By Kelly Bridgewater
Some guests have come for a holiday, others for hidden reasons of their own . . .
When their father's death leaves them impoverished, Sarah Summers and her genteel sisters fear they will be forced to sell the house and separate to earn livelihoods as governesses or companions. Determined to stay together, Sarah convinces them to open their seaside home to guests to make ends meet and provide for their ailing mother. Instead of the elderly invalids they expect to receive, however, they find themselves hosting eligible gentlemen. Sarah is soon torn between a growing attraction to a mysterious Scottish widower and duty to her family.
Viola Summers wears a veil to cover her scar. When forced to choose between helping in her family's new guest house and earning money to hire a maid to do her share, she chooses the latter.
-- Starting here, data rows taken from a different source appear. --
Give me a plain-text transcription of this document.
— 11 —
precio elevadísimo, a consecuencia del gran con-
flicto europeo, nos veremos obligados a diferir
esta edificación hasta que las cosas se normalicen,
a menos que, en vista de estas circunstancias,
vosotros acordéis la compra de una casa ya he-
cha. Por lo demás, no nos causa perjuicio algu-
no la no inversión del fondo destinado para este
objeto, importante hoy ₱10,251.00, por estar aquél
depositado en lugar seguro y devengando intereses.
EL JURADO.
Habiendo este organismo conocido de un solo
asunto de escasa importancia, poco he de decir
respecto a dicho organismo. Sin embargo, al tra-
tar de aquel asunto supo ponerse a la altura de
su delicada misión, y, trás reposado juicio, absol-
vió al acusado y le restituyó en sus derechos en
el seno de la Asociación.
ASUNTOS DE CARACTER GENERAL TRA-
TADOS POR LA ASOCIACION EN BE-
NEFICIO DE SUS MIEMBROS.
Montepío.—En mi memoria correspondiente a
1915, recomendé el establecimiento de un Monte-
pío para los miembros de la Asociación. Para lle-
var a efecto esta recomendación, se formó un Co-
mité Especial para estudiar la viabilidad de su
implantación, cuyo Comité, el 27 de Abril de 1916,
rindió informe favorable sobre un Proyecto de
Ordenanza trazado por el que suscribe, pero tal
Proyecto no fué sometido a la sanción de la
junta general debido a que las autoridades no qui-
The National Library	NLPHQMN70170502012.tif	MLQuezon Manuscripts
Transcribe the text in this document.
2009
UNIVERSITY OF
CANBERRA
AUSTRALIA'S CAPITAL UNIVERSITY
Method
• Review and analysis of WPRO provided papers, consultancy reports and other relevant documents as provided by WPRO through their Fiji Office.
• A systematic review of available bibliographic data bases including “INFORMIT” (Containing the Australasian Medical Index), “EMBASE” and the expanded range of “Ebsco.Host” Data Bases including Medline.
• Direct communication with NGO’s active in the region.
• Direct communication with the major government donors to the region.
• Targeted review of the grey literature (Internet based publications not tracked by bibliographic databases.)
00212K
She reluctantly agrees to read to some of Sidmouth's many invalids, preferring the company of a few elders with failing eyesight to the fashionable guests staying in their home. But when her first client turns out to be a wounded officer in his thirties, Viola soon wishes she had chosen differently. Her new situation exposes her scars--both visible and those hidden deep within--and her cloistered heart will never be the same.
Join the Summers sisters on the Devonshire coast, where they discover the power of friendship, loyalty, love, and new beginnings.
The Sisters of Sea View by Julie Klassen has a Little Women by Louisa May Alcott feel to it. Four sisters close yet have to work together to bring in more income to their home. Sarah, the oldest sister is vibrant and authoritative. She takes charge and works really hard to balance the books and even taken on the opportunity to learn to bake, which she loves. Emily and Viola, twin sisters, are different, but vibrant characters. Emily is headstrong but wounded from a previous relationship. She wants to be married and have children. Whereas Viola was born with a birthmark that she likes to hide from the world. She has a kind soul and has learned to reach out to others who can’t see and help them to read and write. Finally, Georgie, the youngest sister, makes appearances now and then, but she is not a main character in the story. The plot does show the everyday struggle of these women trying to cope with strangers living in their house and how to cope with making extra funds outside the house. A touch of romance between the three older sisters and their guests. Overall, The Sisters of Sea View by Julie Klassen is a delightful story with four sisters and how they are going to survive and all the struggles they encounter to save their home.
I received a complimentary copy of The Sisters of Sea View by Julie Klassen from Bethany House Publishing, but the opinions stated are all my own.